UPDATE 1-Julius Baer to cut 1,000 jobs after takeover
* To shed 15-18 pct of combined staff of some 5,700
* Targets combined cost-income ratio of about 70 pct
* Baer AuM rise to 184 bln at end August
* Sees deal closing by Q1 2013
(Adds details, background)
ZURICH, Oct 9 (Reuters) - Swiss private bank Julius Baer
will cut up to around 1,000 jobs as a result of its purchase of part of Bank of America Merrill Lynch's wealth management business.
Baer said it planned a "significant reduction of former Bank of America corporate overhead" as well as cuts to the middle and back office functions of the combined group, reducing the combined staff of approximately 5,700 by 15-18 percent.
Baer, which is presenting details of the acquisition to analysts and investors in London later on Tuesday, also reported that its assets under management (AuM) rose to 184 billion Swiss francs ($197.11 billion) at the end of August from 179 billion at the end of June.
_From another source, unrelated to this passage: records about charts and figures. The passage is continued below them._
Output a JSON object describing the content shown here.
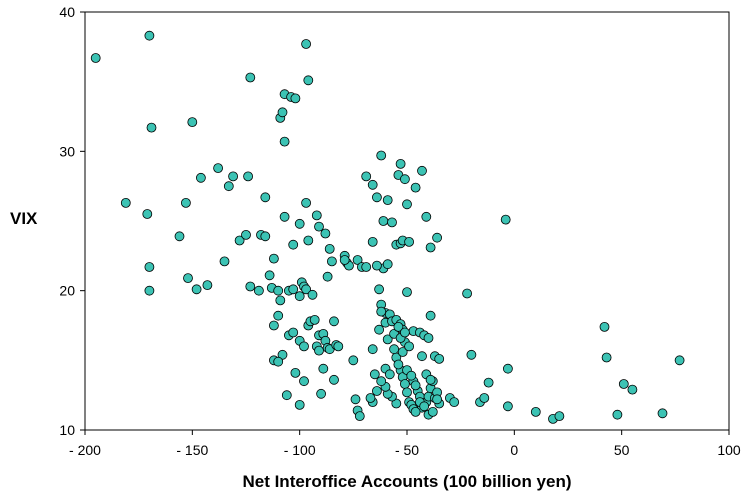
{
  "chart_data": {
    "type": "scatter",
    "xlabel": "Net Interoffice Accounts (100 billion yen)",
    "ylabel": "VIX",
    "xlim": [
      -200,
      100
    ],
    "ylim": [
      10,
      40
    ],
    "x_ticks": [
      -200,
      -150,
      -100,
      -50,
      0,
      50,
      100
    ],
    "x_tick_labels": [
      "- 200",
      "- 150",
      "- 100",
      "- 50",
      "0",
      "50",
      "100"
    ],
    "y_ticks": [
      10,
      20,
      30,
      40
    ],
    "y_tick_labels": [
      "10",
      "20",
      "30",
      "40"
    ],
    "grid": false,
    "marker_color": "#3cc3b4",
    "marker_edge": "#000000",
    "points": [
      [
        -195,
        36.7
      ],
      [
        -170,
        38.3
      ],
      [
        -169,
        31.7
      ],
      [
        -181,
        26.3
      ],
      [
        -171,
        25.5
      ],
      [
        -170,
        21.7
      ],
      [
        -170,
        20.0
      ],
      [
        -156,
        23.9
      ],
      [
        -153,
        26.3
      ],
      [
        -150,
        32.1
      ],
      [
        -146,
        28.1
      ],
      [
        -152,
        20.9
      ],
      [
        -148,
        20.1
      ],
      [
        -143,
        20.4
      ],
      [
        -138,
        28.8
      ],
      [
        -135,
        22.1
      ],
      [
        -133,
        27.5
      ],
      [
        -131,
        28.2
      ],
      [
        -128,
        23.6
      ],
      [
        -124,
        28.2
      ],
      [
        -123,
        35.3
      ],
      [
        -125,
        24.0
      ],
      [
        -123,
        20.3
      ],
      [
        -118,
        24.0
      ],
      [
        -119,
        20.0
      ],
      [
        -116,
        26.7
      ],
      [
        -116,
        23.9
      ],
      [
        -114,
        21.1
      ],
      [
        -113,
        20.2
      ],
      [
        -112,
        22.3
      ],
      [
        -110,
        20.0
      ],
      [
        -109,
        19.3
      ],
      [
        -107,
        25.3
      ],
      [
        -105,
        20.0
      ],
      [
        -109,
        32.4
      ],
      [
        -108,
        32.8
      ],
      [
        -107,
        34.1
      ],
      [
        -104,
        33.9
      ],
      [
        -102,
        33.8
      ],
      [
        -107,
        30.7
      ],
      [
        -97,
        37.7
      ],
      [
        -96,
        35.1
      ],
      [
        -97,
        26.3
      ],
      [
        -100,
        24.8
      ],
      [
        -103,
        23.3
      ],
      [
        -96,
        23.6
      ],
      [
        -99,
        20.6
      ],
      [
        -98,
        20.3
      ],
      [
        -100,
        19.6
      ],
      [
        -97,
        20.1
      ],
      [
        -103,
        20.1
      ],
      [
        -94,
        19.7
      ],
      [
        -92,
        25.4
      ],
      [
        -91,
        24.6
      ],
      [
        -88,
        24.1
      ],
      [
        -86,
        23.0
      ],
      [
        -85,
        22.1
      ],
      [
        -87,
        21.0
      ],
      [
        -79,
        22.5
      ],
      [
        -78,
        22.0
      ],
      [
        -77,
        21.8
      ],
      [
        -73,
        22.2
      ],
      [
        -71,
        21.7
      ],
      [
        -112,
        17.5
      ],
      [
        -110,
        18.2
      ],
      [
        -112,
        15.0
      ],
      [
        -108,
        15.4
      ],
      [
        -105,
        16.8
      ],
      [
        -103,
        17.0
      ],
      [
        -100,
        16.4
      ],
      [
        -98,
        16.0
      ],
      [
        -96,
        17.5
      ],
      [
        -95,
        17.8
      ],
      [
        -93,
        17.9
      ],
      [
        -91,
        16.8
      ],
      [
        -92,
        16.0
      ],
      [
        -91,
        15.7
      ],
      [
        -89,
        16.9
      ],
      [
        -88,
        16.4
      ],
      [
        -87,
        15.9
      ],
      [
        -89,
        14.4
      ],
      [
        -90,
        12.6
      ],
      [
        -86,
        15.8
      ],
      [
        -84,
        17.8
      ],
      [
        -83,
        16.1
      ],
      [
        -82,
        16.0
      ],
      [
        -84,
        13.6
      ],
      [
        -102,
        14.1
      ],
      [
        -98,
        13.5
      ],
      [
        -106,
        12.5
      ],
      [
        -100,
        11.8
      ],
      [
        -110,
        14.9
      ],
      [
        -79,
        22.2
      ],
      [
        -75,
        15.0
      ],
      [
        -74,
        12.2
      ],
      [
        -73,
        11.4
      ],
      [
        -72,
        11.0
      ],
      [
        -66,
        15.8
      ],
      [
        -69,
        28.2
      ],
      [
        -66,
        27.6
      ],
      [
        -64,
        26.7
      ],
      [
        -61,
        25.0
      ],
      [
        -62,
        29.7
      ],
      [
        -59,
        26.5
      ],
      [
        -57,
        24.9
      ],
      [
        -61,
        21.6
      ],
      [
        -59,
        21.9
      ],
      [
        -54,
        28.3
      ],
      [
        -53,
        29.1
      ],
      [
        -51,
        28.0
      ],
      [
        -50,
        26.2
      ],
      [
        -46,
        27.4
      ],
      [
        -43,
        28.6
      ],
      [
        -41,
        25.3
      ],
      [
        -55,
        23.3
      ],
      [
        -53,
        23.4
      ],
      [
        -52,
        23.6
      ],
      [
        -49,
        23.5
      ],
      [
        -36,
        23.8
      ],
      [
        -39,
        23.1
      ],
      [
        -66,
        23.5
      ],
      [
        -69,
        21.7
      ],
      [
        -64,
        21.8
      ],
      [
        -63,
        20.1
      ],
      [
        -62,
        19.0
      ],
      [
        -60,
        18.4
      ],
      [
        -58,
        18.3
      ],
      [
        -50,
        19.9
      ],
      [
        -62,
        18.5
      ],
      [
        -60,
        17.7
      ],
      [
        -57,
        17.8
      ],
      [
        -55,
        17.9
      ],
      [
        -53,
        17.6
      ],
      [
        -52,
        17.2
      ],
      [
        -51,
        16.3
      ],
      [
        -47,
        17.1
      ],
      [
        -44,
        17.0
      ],
      [
        -42,
        16.8
      ],
      [
        -40,
        16.6
      ],
      [
        -39,
        18.2
      ],
      [
        -37,
        15.3
      ],
      [
        -43,
        15.3
      ],
      [
        -47,
        13.5
      ],
      [
        -45,
        12.8
      ],
      [
        -44,
        12.4
      ],
      [
        -43,
        11.6
      ],
      [
        -41,
        12.0
      ],
      [
        -40,
        12.4
      ],
      [
        -39,
        13.0
      ],
      [
        -38,
        13.5
      ],
      [
        -37,
        12.3
      ],
      [
        -36,
        12.7
      ],
      [
        -35,
        11.9
      ],
      [
        -55,
        15.2
      ],
      [
        -53,
        14.3
      ],
      [
        -52,
        13.8
      ],
      [
        -51,
        13.3
      ],
      [
        -50,
        12.7
      ],
      [
        -49,
        12.0
      ],
      [
        -48,
        11.8
      ],
      [
        -47,
        11.5
      ],
      [
        -46,
        11.3
      ],
      [
        -55,
        11.9
      ],
      [
        -57,
        12.4
      ],
      [
        -59,
        12.6
      ],
      [
        -60,
        13.1
      ],
      [
        -62,
        13.5
      ],
      [
        -64,
        12.8
      ],
      [
        -66,
        12.0
      ],
      [
        -67,
        12.3
      ],
      [
        -65,
        14.0
      ],
      [
        -60,
        14.4
      ],
      [
        -58,
        14.0
      ],
      [
        -54,
        14.7
      ],
      [
        -56,
        15.8
      ],
      [
        -52,
        15.6
      ],
      [
        -49,
        16.0
      ],
      [
        -63,
        17.2
      ],
      [
        -59,
        16.5
      ],
      [
        -56,
        16.9
      ],
      [
        -54,
        17.4
      ],
      [
        -53,
        16.6
      ],
      [
        -51,
        17.0
      ],
      [
        -50,
        14.3
      ],
      [
        -48,
        13.9
      ],
      [
        -46,
        13.2
      ],
      [
        -44,
        12.0
      ],
      [
        -42,
        11.7
      ],
      [
        -40,
        11.1
      ],
      [
        -38,
        11.3
      ],
      [
        -36,
        12.2
      ],
      [
        -41,
        14.0
      ],
      [
        -39,
        13.6
      ],
      [
        -35,
        15.1
      ],
      [
        -30,
        12.3
      ],
      [
        -28,
        12.0
      ],
      [
        -22,
        19.8
      ],
      [
        -20,
        15.4
      ],
      [
        -16,
        12.0
      ],
      [
        -14,
        12.3
      ],
      [
        -12,
        13.4
      ],
      [
        -4,
        25.1
      ],
      [
        -3,
        14.4
      ],
      [
        -3,
        11.7
      ],
      [
        10,
        11.3
      ],
      [
        18,
        10.8
      ],
      [
        21,
        11.0
      ],
      [
        42,
        17.4
      ],
      [
        43,
        15.2
      ],
      [
        48,
        11.1
      ],
      [
        51,
        13.3
      ],
      [
        55,
        12.9
      ],
      [
        69,
        11.2
      ],
      [
        77,
        15.0
      ]
    ]
  }
}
The bank said the increase resulted from net new money inflows close to the top end of its medium term target range, a positive market performance and a positive currency impact, mainly due to the strengthening of the dollar.
The gross margin was slightly lower than the 98 basis points reported for the first six months and the cost income ratio slightly higher due to a small contraction in client activity over the summer.
Julius Baer is acquiring Merrill Lynch's wealth management business outside of the United States and Japan to expand in fast-growing emerging markets.
Baer launched a rights issue on Monday to help pay for the deal, seeking to raise 492 million francs. Shareholder opposition forced it to cut the size of the rights issue from an initially planned 750 million francs. .
Baer said it expected the deal to close in the first quarter of 2013 and for about 80 percent of the total assets to be acquired to be reported at Julius Baer by the end of 2013.
It has said the deal should add 57-72 billion francs in assets, although the actual amount transferred could vary due to client attrition and market performance during the integration.
Baer said the planned cost cuts should lead to a implied cost-income ratio of about 70 percent and a pre-tax profit margin of about 25 basis points for the acquired business on Julius Baer's platform in 2015.
It said the transaction would be at least earnings per share neutral in 2014 and contribute 15 percent to EPS in 2015.